Hepoxilin A 3 is oxidized by human neutrophils into its ω-hydroxy metabolite by an activity independent of LTB 4ω-hydroxylase

Abstract

Hepoxilin A 3-methyl ester is taken up by intact human neutrophils where it is first hydrolyzed into the free acid which is subsequently converted into a single major metabolite. The structure of this metabolite was determined through mass spectral analysis of several derivatives, and through identity with an authentic compound prepared by chemical synthesis. The metabolite was identified as ω-hydroxy-hepoxilin A 3 showing that the epoxide functionality of the parent hepoxilin is not opened during incubation with human neutrophils.
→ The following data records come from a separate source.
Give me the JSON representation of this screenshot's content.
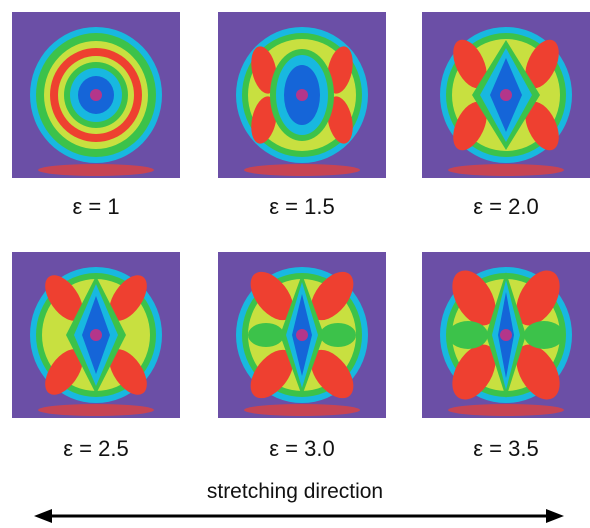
{
  "colors": {
    "background": "#6b4fa6",
    "blue": "#1565d8",
    "cyan": "#18b8e0",
    "green": "#3cc24a",
    "yellow": "#c8e040",
    "red": "#ee4030",
    "magenta": "#b4368a"
  },
  "panels": [
    {
      "label": "ε = 1"
    },
    {
      "label": "ε = 1.5"
    },
    {
      "label": "ε = 2.0"
    },
    {
      "label": "ε = 2.5"
    },
    {
      "label": "ε = 3.0"
    },
    {
      "label": "ε = 3.5"
    }
  ],
  "caption": "stretching direction"
}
All attempts to investigate hepoxilin metabolism in broken cells, despite the presence of protease inhibitors (Aproteinin, PMSF, DFP) and supplementation with NADPH were unsuccessful. Metabolism of hepoxilin A 3 required the intact cell, while parallel experiments with LTB 4 as substrate demonstrated that this eicosanoid was metabolized into its ω-hydroxy metabolite regardless of whether intact or broken cell preparations were used provided that NADPH was present in the latter. Hepoxilin metabolism in intact cells was inhibited dose-dependently by CCCP (0.01–100 μM), a mitochondrial uncoupler, whereas LTB 4 metabolism was unaffected by CCCP. This data suggests that metabolism of hepoxilin A 3 occurs in intact human neutrophils through ω-oxidation, is likely located in the mitochondrial compartment of the cell (inhibition by CCCP) and is carried out by an activity that is independent of the well characterized, relatively stable microsomal LTB 4 ω-hydroxylase.